We appreciate the interest of and response from Melloul et al. in relation to our study.1 We agree that a dedicated score [such as the Simplified Acute Physiology Score (SAPS) or Sequential Organ Failure Assessment (SOFA) score] is ideal in determining fitness for laparoscopic surgery.2 In our retrospective study, it was difficult to determine these scores and thus we chose to use the American Society of Anesthesiologists (ASA) classification system. In addition, assessment of fitness for surgery was determined in conjunction with the anaesthetist.
The conversion rate of 67% (12 of 18 patients) was indeed high in comparison with the data reported in the literature.3 This reflects the presence of extensive adhesions related to previous upper abdominal surgeries (in eight of 18 patients) and technical difficulties with distorted anatomy (in four of 18 patients), possibly related to previous cholecystitis or percutaneous cholecystostomy (PC).

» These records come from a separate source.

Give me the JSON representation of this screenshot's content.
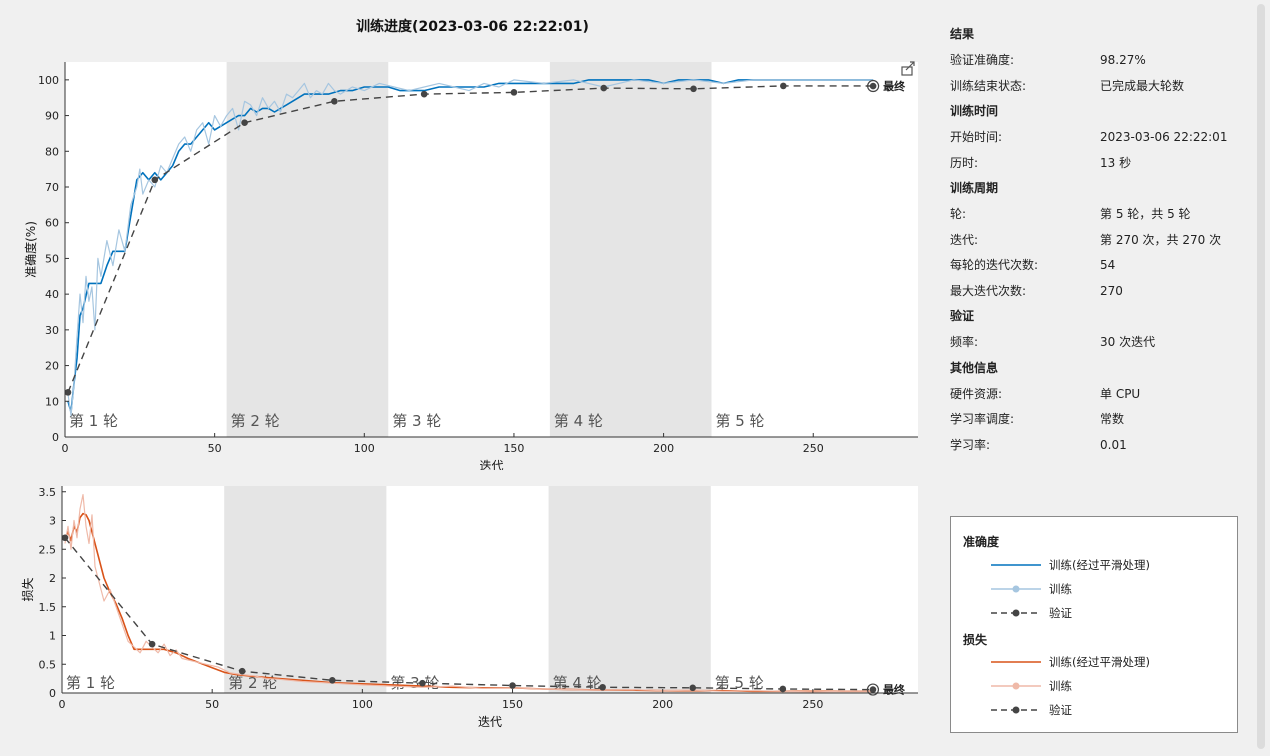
{
  "title": "训练进度(2023-03-06 22:22:01)",
  "colors": {
    "acc_smooth": "#0072bd",
    "acc_raw": "#a6c6e0",
    "loss_smooth": "#d95319",
    "loss_raw": "#efb9a8",
    "validation": "#444444",
    "epoch_shade": "#e5e5e5"
  },
  "epochs": {
    "iterations_per_epoch": 54,
    "labels": [
      "第 1 轮",
      "第 2 轮",
      "第 3 轮",
      "第 4 轮",
      "第 5 轮"
    ]
  },
  "final_label": "最终",
  "icons": {
    "export": "export-icon"
  },
  "chart_data": [
    {
      "type": "line",
      "xlabel": "迭代",
      "ylabel": "准确度(%)",
      "xlim": [
        0,
        285
      ],
      "ylim": [
        0,
        105
      ],
      "xticks": [
        0,
        50,
        100,
        150,
        200,
        250
      ],
      "yticks": [
        0,
        10,
        20,
        30,
        40,
        50,
        60,
        70,
        80,
        90,
        100
      ],
      "series": [
        {
          "name": "训练(经过平滑处理)",
          "style": "smooth",
          "x": [
            1,
            2,
            3,
            4,
            5,
            6,
            8,
            10,
            12,
            14,
            16,
            18,
            20,
            22,
            24,
            26,
            28,
            30,
            32,
            34,
            36,
            38,
            40,
            42,
            44,
            46,
            48,
            50,
            52,
            54,
            56,
            58,
            60,
            62,
            64,
            66,
            68,
            70,
            72,
            74,
            76,
            78,
            80,
            84,
            88,
            92,
            96,
            100,
            104,
            108,
            112,
            116,
            120,
            125,
            130,
            135,
            140,
            145,
            150,
            155,
            160,
            165,
            170,
            175,
            180,
            185,
            190,
            195,
            200,
            205,
            210,
            215,
            220,
            225,
            230,
            235,
            240,
            245,
            250,
            255,
            260,
            265,
            270
          ],
          "y": [
            10,
            7,
            15,
            22,
            34,
            36,
            43,
            43,
            43,
            48,
            52,
            52,
            52,
            62,
            72,
            74,
            72,
            74,
            72,
            74,
            76,
            80,
            82,
            82,
            84,
            86,
            88,
            86,
            87,
            88,
            89,
            90,
            90,
            92,
            91,
            92,
            92,
            91,
            92,
            93,
            94,
            95,
            96,
            96,
            96,
            97,
            97,
            98,
            98,
            98,
            97,
            97,
            97,
            98,
            98,
            98,
            98,
            99,
            99,
            99,
            99,
            99,
            99,
            100,
            100,
            100,
            100,
            100,
            99,
            100,
            100,
            100,
            99,
            100,
            100,
            100,
            100,
            100,
            100,
            100,
            100,
            100,
            100
          ]
        },
        {
          "name": "训练",
          "style": "raw",
          "x": [
            1,
            2,
            3,
            4,
            5,
            6,
            7,
            8,
            9,
            10,
            11,
            12,
            14,
            16,
            18,
            20,
            22,
            24,
            25,
            26,
            28,
            30,
            32,
            34,
            36,
            38,
            40,
            42,
            44,
            46,
            48,
            50,
            52,
            54,
            56,
            58,
            60,
            62,
            64,
            66,
            68,
            70,
            72,
            74,
            76,
            78,
            80,
            82,
            84,
            86,
            88,
            90,
            92,
            96,
            100,
            105,
            110,
            115,
            120,
            125,
            130,
            135,
            140,
            145,
            150,
            160,
            170,
            180,
            190,
            200,
            210,
            220,
            230,
            240,
            250,
            260,
            270
          ],
          "y": [
            12,
            6,
            15,
            28,
            40,
            32,
            45,
            38,
            42,
            30,
            50,
            45,
            55,
            48,
            58,
            52,
            65,
            70,
            75,
            68,
            72,
            70,
            76,
            74,
            78,
            82,
            84,
            80,
            86,
            88,
            82,
            90,
            87,
            90,
            92,
            86,
            94,
            93,
            90,
            95,
            92,
            94,
            91,
            96,
            95,
            97,
            99,
            95,
            97,
            96,
            99,
            97,
            96,
            98,
            97,
            99,
            98,
            97,
            98,
            99,
            98,
            97,
            99,
            98,
            100,
            99,
            100,
            98,
            100,
            99,
            100,
            99,
            100,
            100,
            100,
            100,
            100
          ]
        },
        {
          "name": "验证",
          "style": "validation",
          "x": [
            1,
            30,
            60,
            90,
            120,
            150,
            180,
            210,
            240,
            270
          ],
          "y": [
            12.5,
            72,
            88,
            94,
            96,
            96.5,
            97.7,
            97.5,
            98.3,
            98.27
          ]
        }
      ]
    },
    {
      "type": "line",
      "xlabel": "迭代",
      "ylabel": "损失",
      "xlim": [
        0,
        285
      ],
      "ylim": [
        0,
        3.6
      ],
      "xticks": [
        0,
        50,
        100,
        150,
        200,
        250
      ],
      "yticks": [
        0,
        0.5,
        1,
        1.5,
        2,
        2.5,
        3,
        3.5
      ],
      "series": [
        {
          "name": "训练(经过平滑处理)",
          "style": "smooth",
          "x": [
            1,
            2,
            3,
            4,
            5,
            6,
            7,
            8,
            9,
            10,
            12,
            14,
            16,
            18,
            20,
            22,
            24,
            26,
            28,
            30,
            34,
            38,
            42,
            46,
            50,
            54,
            58,
            62,
            66,
            70,
            80,
            90,
            100,
            110,
            120,
            130,
            140,
            150,
            160,
            170,
            180,
            190,
            200,
            210,
            220,
            230,
            240,
            250,
            260,
            270
          ],
          "y": [
            2.7,
            2.8,
            2.65,
            2.9,
            2.8,
            3.05,
            3.12,
            3.1,
            3.0,
            2.8,
            2.4,
            2.0,
            1.75,
            1.55,
            1.3,
            1.0,
            0.76,
            0.76,
            0.76,
            0.76,
            0.76,
            0.7,
            0.6,
            0.52,
            0.44,
            0.36,
            0.32,
            0.3,
            0.28,
            0.26,
            0.22,
            0.18,
            0.16,
            0.14,
            0.12,
            0.1,
            0.09,
            0.09,
            0.07,
            0.06,
            0.05,
            0.05,
            0.04,
            0.04,
            0.04,
            0.03,
            0.03,
            0.03,
            0.03,
            0.03
          ]
        },
        {
          "name": "训练",
          "style": "raw",
          "x": [
            1,
            2,
            3,
            4,
            5,
            6,
            7,
            8,
            9,
            10,
            11,
            12,
            14,
            16,
            18,
            20,
            22,
            24,
            26,
            28,
            30,
            32,
            34,
            36,
            38,
            40,
            44,
            48,
            52,
            56,
            60,
            64,
            68,
            72,
            80,
            90,
            100,
            110,
            120,
            130,
            140,
            150,
            160,
            170,
            180,
            190,
            200,
            210,
            220,
            230,
            240,
            250,
            260,
            270
          ],
          "y": [
            2.6,
            2.9,
            2.5,
            3.0,
            2.7,
            3.2,
            3.45,
            2.9,
            2.6,
            3.1,
            2.2,
            2.0,
            1.6,
            1.8,
            1.5,
            1.2,
            0.9,
            0.8,
            0.7,
            0.9,
            0.8,
            0.7,
            0.85,
            0.65,
            0.75,
            0.6,
            0.55,
            0.5,
            0.45,
            0.35,
            0.32,
            0.3,
            0.25,
            0.24,
            0.2,
            0.17,
            0.14,
            0.12,
            0.1,
            0.12,
            0.08,
            0.09,
            0.07,
            0.06,
            0.05,
            0.06,
            0.04,
            0.05,
            0.03,
            0.04,
            0.03,
            0.02,
            0.03,
            0.03
          ]
        },
        {
          "name": "验证",
          "style": "validation",
          "x": [
            1,
            30,
            60,
            90,
            120,
            150,
            180,
            210,
            240,
            270
          ],
          "y": [
            2.7,
            0.85,
            0.38,
            0.22,
            0.17,
            0.13,
            0.1,
            0.09,
            0.07,
            0.06
          ]
        }
      ]
    }
  ],
  "info": {
    "sections": [
      {
        "title": "结果",
        "rows": [
          {
            "key": "验证准确度:",
            "value": "98.27%"
          },
          {
            "key": "训练结束状态:",
            "value": "已完成最大轮数"
          }
        ]
      },
      {
        "title": "训练时间",
        "rows": [
          {
            "key": "开始时间:",
            "value": "2023-03-06 22:22:01"
          },
          {
            "key": "历时:",
            "value": "13 秒"
          }
        ]
      },
      {
        "title": "训练周期",
        "rows": [
          {
            "key": "轮:",
            "value": "第 5 轮，共 5 轮"
          },
          {
            "key": "迭代:",
            "value": "第 270 次，共 270 次"
          },
          {
            "key": "每轮的迭代次数:",
            "value": "54"
          },
          {
            "key": "最大迭代次数:",
            "value": "270"
          }
        ]
      },
      {
        "title": "验证",
        "rows": [
          {
            "key": "频率:",
            "value": "30 次迭代"
          }
        ]
      },
      {
        "title": "其他信息",
        "rows": [
          {
            "key": "硬件资源:",
            "value": "单 CPU"
          },
          {
            "key": "学习率调度:",
            "value": "常数"
          },
          {
            "key": "学习率:",
            "value": "0.01"
          }
        ]
      }
    ]
  },
  "legend": {
    "accuracy_title": "准确度",
    "loss_title": "损失",
    "accuracy_items": [
      "训练(经过平滑处理)",
      "训练",
      "验证"
    ],
    "loss_items": [
      "训练(经过平滑处理)",
      "训练",
      "验证"
    ]
  }
}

The latter group also included one patient in whom a bile leak occurred following PC.
The readmission rate of 20% (four of 20 patients) in the acute acalculous cholecystitis (AAC) group was high, but in only two patients did this reflect the recurrence of symptoms. One further patient was admitted with biliary peritonitis after this patient's drain fell out accidentally, and another was admitted with obstructive jaundice and found to have pancreatic malignancy. Melloul et al. state in their response that PC can be achieved successfully in 100% of patients with AAC.3 In our entire series, a total of 13 of 53 (25%) patients were readmitted with recurrence of symptoms. Given that only a small percentage of patients are suitable for cholecystectomy, it is not surprising that our readmission rate was higher.